Der Antisemitismus war der Urheber des jüdischen Nationalismus der Westjuden. Ihr Nationalismus ist ein Protest dagegen, daß ihnen die gesellschaftliche Gleichberechtigung wieder entzogen wurde, daß sie aus der „feinen“ christlichen Gesellschaft hinausfliegen mußten, daß ihnen die Beamten- und Offizierslaufbahn sehr eingeengt wird, daß die jüdischen Bürgersprößlinge trotz ihres „standesgemäßen“ Auftretens aus den Studentenkorps und Burschenschaften hinauskomplimentiert wurden und dgl. m. Die Arier, die bekanntlich außer Gott nichts auf der Welt fürchten, gingen eben in ihrem Konkurrenzneide bis an die Wurzeln des Übels; nicht nur die jüdischen Geschäfte, auch gesellschaftlich muß man die Juden in den großen Bann tun. Das verlangt die „nationale Ehre.“

In Osteuropa (Rußland, Rumänien, Galizien) waren die Judenmassen in der alten Dumpfheit verblieben, von der zarischen Regierung und in dem „konstitutionellen“ Rumänien, dessen politisches Leben vom Gifthauche orientalischer Bestechlichkeit geschwängert ist, unter erniedrigenden Ausnahmsgesetzen gehalten.

Jede Klasse sieht die Welt durch die Brille ihrer Weltanschauung. Und die jüdisch-national gewordenen Westjuden fanden, daß den Juden vor allem eine nationale Heimstätte, ein nationales Wirtschaftsleben fehle und daß nur dadurch der „geistigen“ Judennot im Westen und der materiellen Judennot im Osten mit einem Schlage geholfen werden könne. Einen anderen Ausweg sahen sie nicht, denn im „Golus“, in der „Fremde“ könne den Juden nicht geholfen werden, hier sei auch die jüdische „Kultur“ ein Kind des Todes. Darum müsse der Judenstaat das einzige Streben aller Juden sein. Dort werde man der Assimilation abhelfen, dort die soziale Frage lösen, dort …

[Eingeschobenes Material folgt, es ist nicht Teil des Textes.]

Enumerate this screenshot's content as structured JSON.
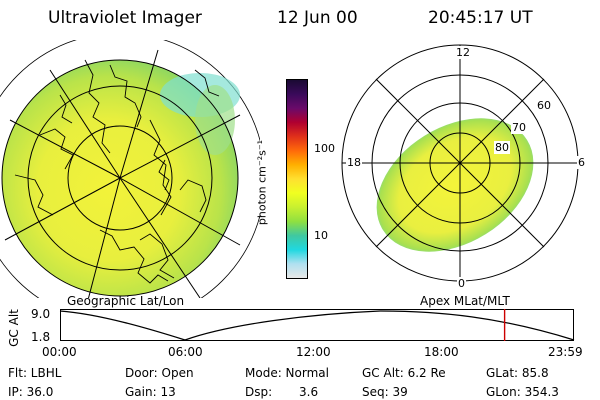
{
  "header": {
    "title": "Ultraviolet Imager",
    "date": "12 Jun 00",
    "time": "20:45:17 UT"
  },
  "left_panel": {
    "caption": "Geographic Lat/Lon"
  },
  "right_panel": {
    "caption": "Apex MLat/MLT",
    "clock_labels": {
      "top": "12",
      "left": "18",
      "right": "6",
      "bottom": "0"
    },
    "lat_labels": [
      "60",
      "70",
      "80"
    ]
  },
  "colorbar": {
    "label": "photon cm⁻²s⁻¹",
    "scale": "log",
    "ticks": [
      "100",
      "10"
    ],
    "colors": [
      "#1a0a33",
      "#3a0a5a",
      "#6a0a6a",
      "#b00030",
      "#e0301a",
      "#ff6a0a",
      "#ffb000",
      "#ffe030",
      "#f0ff20",
      "#c8f030",
      "#90e040",
      "#40c8a0",
      "#20d8e0",
      "#b0e0f0",
      "#e8e8e8"
    ]
  },
  "altitude_plot": {
    "ylabel": "GC Alt",
    "yticks": [
      "9.0",
      "1.8"
    ],
    "xticks": [
      "00:00",
      "06:00",
      "12:00",
      "18:00",
      "23:59"
    ],
    "marker_time_hours": 20.76,
    "marker_color": "#cc0000"
  },
  "footer": {
    "flt": "Flt: LBHL",
    "door": "Door: Open",
    "mode": "Mode: Normal",
    "gcalt": "GC Alt: 6.2 Re",
    "glat": "GLat: 85.8",
    "ip": "IP: 36.0",
    "gain": "Gain: 13",
    "dsp_label": "Dsp:",
    "dsp_value": "3.6",
    "seq": "Seq: 39",
    "glon": "GLon: 354.3"
  }
}
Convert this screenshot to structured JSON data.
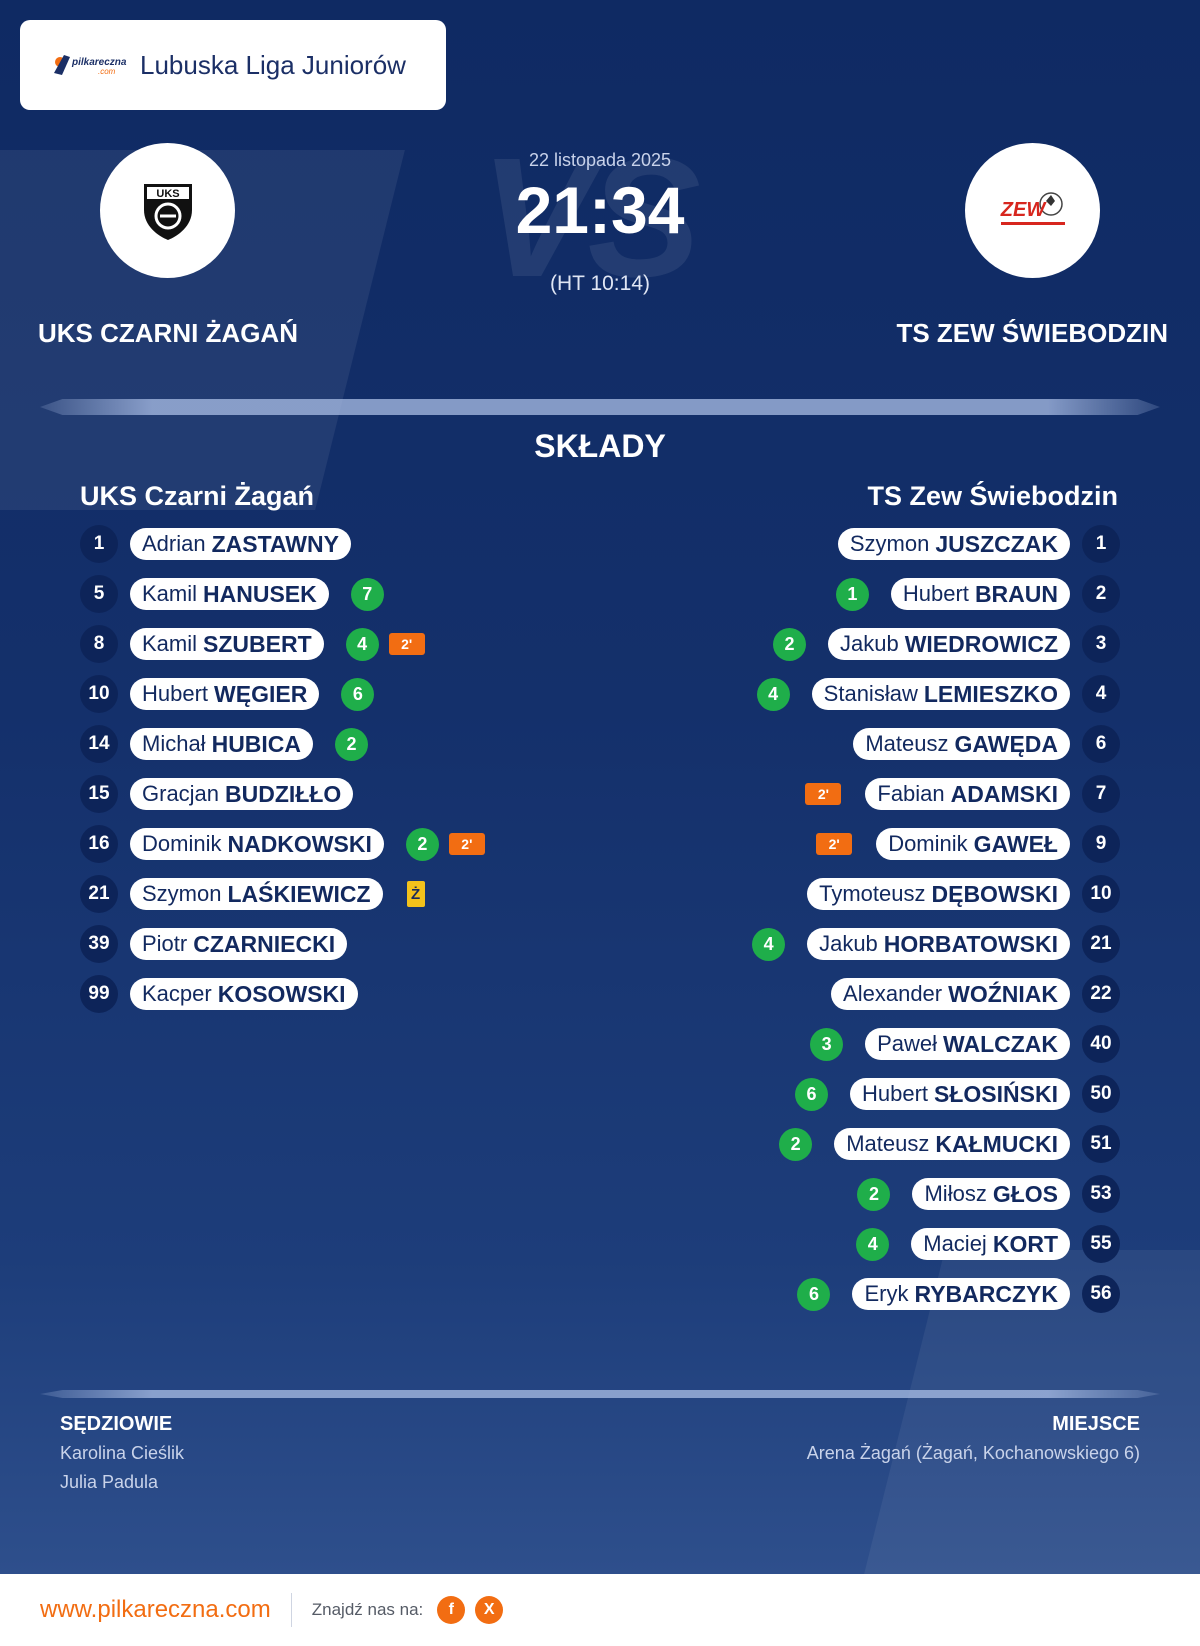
{
  "league": {
    "name": "Lubuska Liga Juniorów",
    "brand_logo": "pilkareczna.com"
  },
  "match": {
    "date": "22 listopada 2025",
    "score": "21:34",
    "halftime": "(HT 10:14)",
    "vs_watermark": "VS"
  },
  "home": {
    "name": "UKS CZARNI ŻAGAŃ",
    "lineup_title": "UKS Czarni Żagań",
    "crest_text": "UKS",
    "players": [
      {
        "num": "1",
        "first": "Adrian",
        "last": "ZASTAWNY",
        "goals": "",
        "pen": "",
        "card": ""
      },
      {
        "num": "5",
        "first": "Kamil",
        "last": "HANUSEK",
        "goals": "7",
        "pen": "",
        "card": ""
      },
      {
        "num": "8",
        "first": "Kamil",
        "last": "SZUBERT",
        "goals": "4",
        "pen": "2'",
        "card": ""
      },
      {
        "num": "10",
        "first": "Hubert",
        "last": "WĘGIER",
        "goals": "6",
        "pen": "",
        "card": ""
      },
      {
        "num": "14",
        "first": "Michał",
        "last": "HUBICA",
        "goals": "2",
        "pen": "",
        "card": ""
      },
      {
        "num": "15",
        "first": "Gracjan",
        "last": "BUDZIŁŁO",
        "goals": "",
        "pen": "",
        "card": ""
      },
      {
        "num": "16",
        "first": "Dominik",
        "last": "NADKOWSKI",
        "goals": "2",
        "pen": "2'",
        "card": ""
      },
      {
        "num": "21",
        "first": "Szymon",
        "last": "LAŚKIEWICZ",
        "goals": "",
        "pen": "",
        "card": "Ż"
      },
      {
        "num": "39",
        "first": "Piotr",
        "last": "CZARNIECKI",
        "goals": "",
        "pen": "",
        "card": ""
      },
      {
        "num": "99",
        "first": "Kacper",
        "last": "KOSOWSKI",
        "goals": "",
        "pen": "",
        "card": ""
      }
    ]
  },
  "away": {
    "name": "TS ZEW ŚWIEBODZIN",
    "lineup_title": "TS Zew Świebodzin",
    "crest_text": "ZEW",
    "players": [
      {
        "num": "1",
        "first": "Szymon",
        "last": "JUSZCZAK",
        "goals": "",
        "pen": ""
      },
      {
        "num": "2",
        "first": "Hubert",
        "last": "BRAUN",
        "goals": "1",
        "pen": ""
      },
      {
        "num": "3",
        "first": "Jakub",
        "last": "WIEDROWICZ",
        "goals": "2",
        "pen": ""
      },
      {
        "num": "4",
        "first": "Stanisław",
        "last": "LEMIESZKO",
        "goals": "4",
        "pen": ""
      },
      {
        "num": "6",
        "first": "Mateusz",
        "last": "GAWĘDA",
        "goals": "",
        "pen": ""
      },
      {
        "num": "7",
        "first": "Fabian",
        "last": "ADAMSKI",
        "goals": "",
        "pen": "2'"
      },
      {
        "num": "9",
        "first": "Dominik",
        "last": "GAWEŁ",
        "goals": "",
        "pen": "2'"
      },
      {
        "num": "10",
        "first": "Tymoteusz",
        "last": "DĘBOWSKI",
        "goals": "",
        "pen": ""
      },
      {
        "num": "21",
        "first": "Jakub",
        "last": "HORBATOWSKI",
        "goals": "4",
        "pen": ""
      },
      {
        "num": "22",
        "first": "Alexander",
        "last": "WOŹNIAK",
        "goals": "",
        "pen": ""
      },
      {
        "num": "40",
        "first": "Paweł",
        "last": "WALCZAK",
        "goals": "3",
        "pen": ""
      },
      {
        "num": "50",
        "first": "Hubert",
        "last": "SŁOSIŃSKI",
        "goals": "6",
        "pen": ""
      },
      {
        "num": "51",
        "first": "Mateusz",
        "last": "KAŁMUCKI",
        "goals": "2",
        "pen": ""
      },
      {
        "num": "53",
        "first": "Miłosz",
        "last": "GŁOS",
        "goals": "2",
        "pen": ""
      },
      {
        "num": "55",
        "first": "Maciej",
        "last": "KORT",
        "goals": "4",
        "pen": ""
      },
      {
        "num": "56",
        "first": "Eryk",
        "last": "RYBARCZYK",
        "goals": "6",
        "pen": ""
      }
    ]
  },
  "section_title": "SKŁADY",
  "referees": {
    "heading": "SĘDZIOWIE",
    "names": [
      "Karolina Cieślik",
      "Julia Padula"
    ]
  },
  "venue": {
    "heading": "MIEJSCE",
    "text": "Arena Żagań (Żagań, Kochanowskiego 6)"
  },
  "footer": {
    "site": "www.pilkareczna.com",
    "find_us": "Znajdź nas na:",
    "social": [
      {
        "icon": "facebook-icon",
        "glyph": "f"
      },
      {
        "icon": "x-icon",
        "glyph": "X"
      }
    ]
  },
  "colors": {
    "bg": "#0f2a63",
    "accent": "#f26d12",
    "goal": "#1fae4a",
    "yellow": "#f3c21b"
  }
}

Wir kennen den Text, wir kennen die Leier. Alles echt bürgerlich bornierte Auffassung. Der aufmerksame Leser wird nach den früheren Ausführungen schon selbst die Frage beantworten können, ob der Judenstaat für das jüdische Proletariat ein „Weltbedürfnis“ sei.


Fußnoten

17. Bebel, Resolution am Kölner Parteitag (1893), 1. u. 3. Abs., Protokoll, S. 223.

18. Karl Kautsky, Der Kampf der Nationalitäten und das Staatsrecht in Österreich, 1., Neue Zeit, 16. Jahrg. Nr. 17, S. 520.